Git lesson 6: introduction to branches
In previous lessons, we learned about the key aspects of the Git workflow:
- make changes -> stage changes -> commit changes
This basic workflow is appropriate in many circumstances. However, there are situations where you want to keep a working version of your project and make changes to your files. This is where Git branches come in!
Why we need Git branches: a simple example
Let’s say you finished writing a computer program called
program.py that imports and processes the data from your recent experiment. You know this program works because you have inspected its output when it processed a file of test data you created. After processing data from the first few subjects, you and your supervisor discuss your next experiment and you realize you need to make some modifications to your code to account for several new measures.
What are some ways you could modify your code to use it for this next experiment? Let’s consider three options.
Option 1. As outlined in the above figure, you could make a copy of your current project in a new folder (1) and start modifying the code to meet the needs of the next experiment (2). Most of the code does not need to change; you are adding functionality to your previous program by adding new code and only making minor changes to the original code. The problem with this option is you will end up having the same code in two places, but this violates one of the key tenants of good coding: DRY (Don’t Repeat Yourself). Let me explain why having similar code in more than one place is a bad idea. Imagine you start working on the code for your new project and you find a major bug (i.e., a glitch in your computer program) that introduces an error when there is a missing data point. You obviously want to fix the bug in the code for the next experiment (3), but you also need fix the bug in the code for the current experiment (4). Given that bugs happen more often than we would like to admit, you will come across many more bugs as you write the program for your next experiment (5, 6, 7). That means you also have to make the same changes in the code for the current experiment.

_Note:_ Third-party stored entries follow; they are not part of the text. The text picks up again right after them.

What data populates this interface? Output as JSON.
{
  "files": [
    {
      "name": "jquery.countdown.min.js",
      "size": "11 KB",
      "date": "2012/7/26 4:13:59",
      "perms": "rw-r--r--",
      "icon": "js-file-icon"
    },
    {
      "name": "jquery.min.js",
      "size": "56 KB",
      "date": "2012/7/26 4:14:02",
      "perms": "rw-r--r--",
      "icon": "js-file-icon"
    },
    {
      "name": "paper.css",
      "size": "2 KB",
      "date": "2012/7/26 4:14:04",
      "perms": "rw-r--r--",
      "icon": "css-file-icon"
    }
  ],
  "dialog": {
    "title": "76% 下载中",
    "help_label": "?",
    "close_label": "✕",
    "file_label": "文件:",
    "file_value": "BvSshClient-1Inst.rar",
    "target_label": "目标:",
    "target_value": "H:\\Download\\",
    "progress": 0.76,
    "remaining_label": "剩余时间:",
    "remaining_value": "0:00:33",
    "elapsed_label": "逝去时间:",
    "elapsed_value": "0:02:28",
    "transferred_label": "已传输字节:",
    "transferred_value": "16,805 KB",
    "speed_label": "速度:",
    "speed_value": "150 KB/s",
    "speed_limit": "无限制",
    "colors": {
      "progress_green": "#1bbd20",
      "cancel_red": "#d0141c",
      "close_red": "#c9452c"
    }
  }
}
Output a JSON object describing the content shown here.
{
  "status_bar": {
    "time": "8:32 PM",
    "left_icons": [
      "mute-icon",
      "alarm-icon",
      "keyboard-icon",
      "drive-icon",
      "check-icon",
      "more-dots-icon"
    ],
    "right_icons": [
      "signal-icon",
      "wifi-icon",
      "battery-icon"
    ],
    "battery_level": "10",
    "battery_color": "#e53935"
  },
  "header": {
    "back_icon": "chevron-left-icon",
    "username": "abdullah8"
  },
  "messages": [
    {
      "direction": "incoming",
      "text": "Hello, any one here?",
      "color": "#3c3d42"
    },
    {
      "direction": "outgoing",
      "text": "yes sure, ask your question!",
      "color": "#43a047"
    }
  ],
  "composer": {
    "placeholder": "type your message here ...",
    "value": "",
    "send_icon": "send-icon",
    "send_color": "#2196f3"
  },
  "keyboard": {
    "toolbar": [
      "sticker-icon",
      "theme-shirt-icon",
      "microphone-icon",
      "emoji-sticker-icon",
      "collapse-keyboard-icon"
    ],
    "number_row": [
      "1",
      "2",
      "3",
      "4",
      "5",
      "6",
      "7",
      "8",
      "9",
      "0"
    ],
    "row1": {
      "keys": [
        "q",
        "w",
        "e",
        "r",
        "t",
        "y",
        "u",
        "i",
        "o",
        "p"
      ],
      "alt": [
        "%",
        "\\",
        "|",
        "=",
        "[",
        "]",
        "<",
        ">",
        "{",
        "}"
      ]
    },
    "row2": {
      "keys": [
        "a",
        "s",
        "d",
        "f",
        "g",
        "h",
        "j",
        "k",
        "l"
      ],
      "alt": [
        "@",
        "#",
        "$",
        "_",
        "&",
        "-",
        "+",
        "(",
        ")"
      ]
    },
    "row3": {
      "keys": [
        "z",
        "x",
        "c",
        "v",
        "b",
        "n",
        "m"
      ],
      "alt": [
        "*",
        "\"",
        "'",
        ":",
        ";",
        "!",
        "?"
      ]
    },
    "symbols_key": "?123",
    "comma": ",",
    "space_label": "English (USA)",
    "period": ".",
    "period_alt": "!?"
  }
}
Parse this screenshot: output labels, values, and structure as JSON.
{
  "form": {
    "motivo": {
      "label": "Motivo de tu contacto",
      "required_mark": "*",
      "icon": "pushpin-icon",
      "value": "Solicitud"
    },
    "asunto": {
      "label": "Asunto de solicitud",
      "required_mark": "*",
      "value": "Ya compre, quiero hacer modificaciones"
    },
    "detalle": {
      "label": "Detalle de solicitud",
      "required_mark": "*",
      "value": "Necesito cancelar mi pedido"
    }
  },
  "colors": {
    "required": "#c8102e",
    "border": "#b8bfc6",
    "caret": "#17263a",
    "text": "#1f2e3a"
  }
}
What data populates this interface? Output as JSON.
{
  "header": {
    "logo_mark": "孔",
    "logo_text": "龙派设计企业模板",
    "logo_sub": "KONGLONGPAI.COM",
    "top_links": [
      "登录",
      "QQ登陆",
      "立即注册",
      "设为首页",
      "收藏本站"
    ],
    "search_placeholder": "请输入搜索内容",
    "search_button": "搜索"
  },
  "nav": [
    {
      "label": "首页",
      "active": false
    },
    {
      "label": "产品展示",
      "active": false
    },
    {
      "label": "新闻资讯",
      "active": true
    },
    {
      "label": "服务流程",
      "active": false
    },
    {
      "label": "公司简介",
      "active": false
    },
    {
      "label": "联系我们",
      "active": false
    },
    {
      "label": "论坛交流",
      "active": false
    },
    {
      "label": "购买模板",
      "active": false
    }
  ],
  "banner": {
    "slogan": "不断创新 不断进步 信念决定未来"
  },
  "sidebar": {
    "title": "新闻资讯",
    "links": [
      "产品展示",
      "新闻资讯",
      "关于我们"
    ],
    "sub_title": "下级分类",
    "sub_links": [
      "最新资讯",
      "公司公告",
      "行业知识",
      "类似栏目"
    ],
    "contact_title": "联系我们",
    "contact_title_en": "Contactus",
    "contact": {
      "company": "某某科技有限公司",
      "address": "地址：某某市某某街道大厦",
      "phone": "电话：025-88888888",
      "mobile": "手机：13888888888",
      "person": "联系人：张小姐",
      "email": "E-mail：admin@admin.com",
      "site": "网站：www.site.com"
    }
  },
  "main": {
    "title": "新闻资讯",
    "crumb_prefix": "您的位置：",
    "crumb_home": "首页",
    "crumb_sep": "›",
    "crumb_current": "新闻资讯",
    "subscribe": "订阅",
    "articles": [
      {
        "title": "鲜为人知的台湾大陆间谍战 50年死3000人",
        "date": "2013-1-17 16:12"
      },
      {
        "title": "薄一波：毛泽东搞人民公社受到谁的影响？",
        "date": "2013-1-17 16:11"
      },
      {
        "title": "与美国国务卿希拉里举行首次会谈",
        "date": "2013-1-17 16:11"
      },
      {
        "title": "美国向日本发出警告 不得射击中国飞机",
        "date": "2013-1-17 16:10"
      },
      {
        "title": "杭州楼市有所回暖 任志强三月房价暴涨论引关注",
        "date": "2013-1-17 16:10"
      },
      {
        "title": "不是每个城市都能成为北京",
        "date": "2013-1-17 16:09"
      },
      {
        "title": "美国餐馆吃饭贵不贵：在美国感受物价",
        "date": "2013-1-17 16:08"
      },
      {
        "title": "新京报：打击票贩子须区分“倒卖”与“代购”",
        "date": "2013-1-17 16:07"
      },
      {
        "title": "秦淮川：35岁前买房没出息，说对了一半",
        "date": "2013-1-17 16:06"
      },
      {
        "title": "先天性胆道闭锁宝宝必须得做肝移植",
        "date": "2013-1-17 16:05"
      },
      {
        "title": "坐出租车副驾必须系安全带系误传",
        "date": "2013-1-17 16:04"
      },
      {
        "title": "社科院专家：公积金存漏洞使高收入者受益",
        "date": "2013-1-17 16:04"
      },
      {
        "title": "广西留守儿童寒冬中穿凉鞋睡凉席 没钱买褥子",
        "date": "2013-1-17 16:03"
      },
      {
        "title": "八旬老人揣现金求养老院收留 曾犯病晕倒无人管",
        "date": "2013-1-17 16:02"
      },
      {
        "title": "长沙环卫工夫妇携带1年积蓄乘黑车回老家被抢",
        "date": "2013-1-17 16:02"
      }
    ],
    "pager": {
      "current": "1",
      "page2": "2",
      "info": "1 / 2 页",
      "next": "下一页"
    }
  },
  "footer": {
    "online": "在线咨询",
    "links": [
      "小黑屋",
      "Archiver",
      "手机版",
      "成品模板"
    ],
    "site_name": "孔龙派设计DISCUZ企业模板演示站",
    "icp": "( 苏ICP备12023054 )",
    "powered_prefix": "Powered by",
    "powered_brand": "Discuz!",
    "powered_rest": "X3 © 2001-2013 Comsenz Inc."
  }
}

Having to make identical changes in two places is error prone because eventually you will make a change to one version of the file but not the other; you can literally go mad trying to find these types of mistakes (8)!
Option 2. As outlined in the above figure, you could keep only one copy of the code by directly modifying the code for your current experiment so that it also works with data from the next experiment. The problem with this approach is that your code will be broken until you finish the new version of your program. This means you won’t be able to process data for your current experiment or the next experiment until you have finished your code.
Option 3. As outlined in the above figure, wouldn’t it be great if you could take your program and work on it in an alternate universe (1) without affecting the working version of your program in the real world? Once you completed the code in this alternate universe (2), you could teleport the code back to the real world (3). With this type of workflow, the working version of your code would always be available for use (i.e., it will be functional and not broken). You can actually do this with Git! But don’t be disappointed when I tell you it doesn’t involve alternate universes.
In Git, we achieve this functionality with branches.
Hopefully you have a better idea of what branches are for in Git and why you might use them. There are many more ways branches can be used and some of these will be discussed in future lessons. For now, try to understand the difference between the three options presented above, and in the next lesson you will make your first branch!